Prior to coming to Africa, Johnson worked on assignment in Iraq and elsewhere in the Middle East. He was on assignment in Iraq during the invasion and returned several times during 2002 and 2003 to report on the post-invasion occupation. During his two years as Baghdad bureau chief, Johnson covered the rise of Iraq's sectarian war, the trial and execution of Saddam Hussein and the American military's attempt to quell the insurgency in places like Ramadi and Baghdad. He contributed exclusive reporting on the growth of death squads in Baghdad, Iran's growing influence in Iraq and American military and political developments in Baghdad.
Before coming to Iraq, Johnson covered the war in Afghanistan from October 2001 to April 2002, reporting on the fall of the Taliban from the front lines of Kunduz and Taloqan. Later on, Johnson traveled across Afghanistan reporting on the hunt for Al Qaeda and the resurgence of the Taliban as American forces drew down its presence. In both Iraq and Afghanistan, Johnson has done exclusive war reporting, often under fire and in the most dangerous situations. In Iraq, he covered the hunt for Saddam Hussein with exclusive access to the 3rd Armored Cavalry Regiment and the 4th Infantry Division. He also contributed extensive exclusive reporting early in 2003 on the nascent Iraqi insurgency from Fallujah.
In between posts to Baghdad, Johnson was provisionally based in Mexico City from 2002 to 2006. When not covering the war, Johnson reported on political and economic developments across Latin America. In 2002 he authored a Newsweek International cover story on the rise of China in Mexico. In 2004 he received an Overseas Press Club Honorable Mention for "Best Reporting in any Medium on Latin America" for "Latin America Lags Behind," about economic trends across the hemisphere. In Latin America, Johnson also covered violence along the U.S-Mexico border, the creation of Mexico's freedom of information act and an experimental drug treatment center in Peru.

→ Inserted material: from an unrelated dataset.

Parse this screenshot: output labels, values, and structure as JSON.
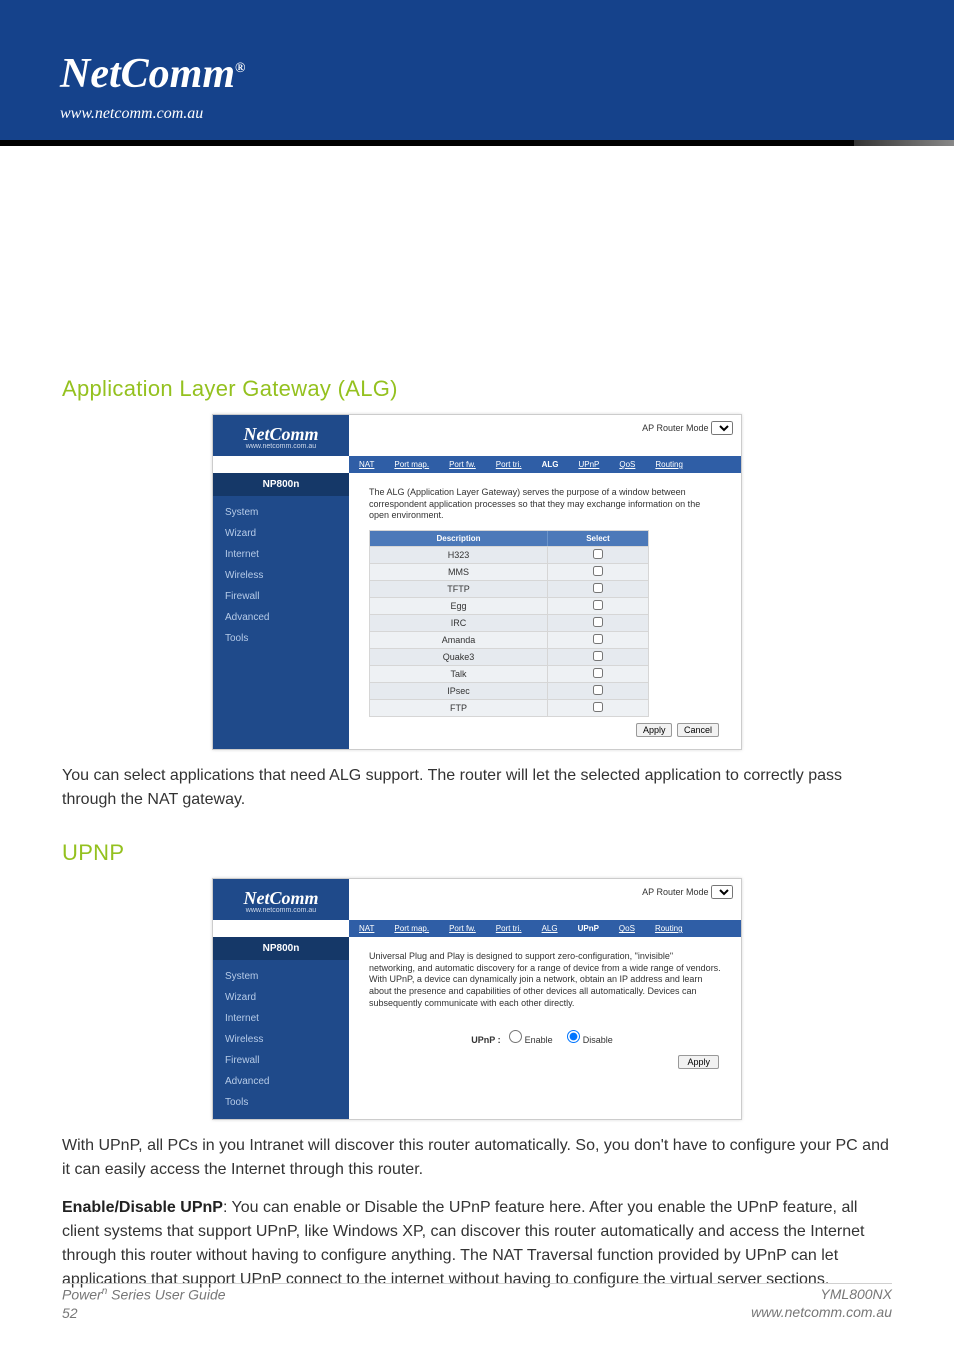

Previously, Johnson reported for Newsweek out of Paris, France, since October 1998. During that time, he has reported on many of the biggest stories to come out of the continent, including Europe's mad cow scare, the backlash against globalization, and Newsweek's military coverage of the Kosovo war out of southern Italy. He has also developed in-depth investigative pieces from Europe, and he contributed heavily to Newsweek's worldwide report on pedophilia and the Internet. He has also covered North Africa, covering terrorism pre-and-post 9/11.
Johnson is a frequent contributor to radio, most recently from Iraq where he has interviewed on NPR, The World and other national stations, and he has been seen on MSNBC, Fox and CNN. In addition to Newsweek, his writing has appeared in Le Courrier International and Letras Libres. Johnson was also part of the Iraq team that contributed to Newsweek's 2003 National Magazine Award.
Johnson is a 1996 graduate of the University of Washington, where he received double degrees in Comparative Literature and Comparative History of Ideas. Postgraduate work included Arabic language and Middle Eastern Studies in Fes, Morocco. He is a member of the Anglo-American Press Association in Paris.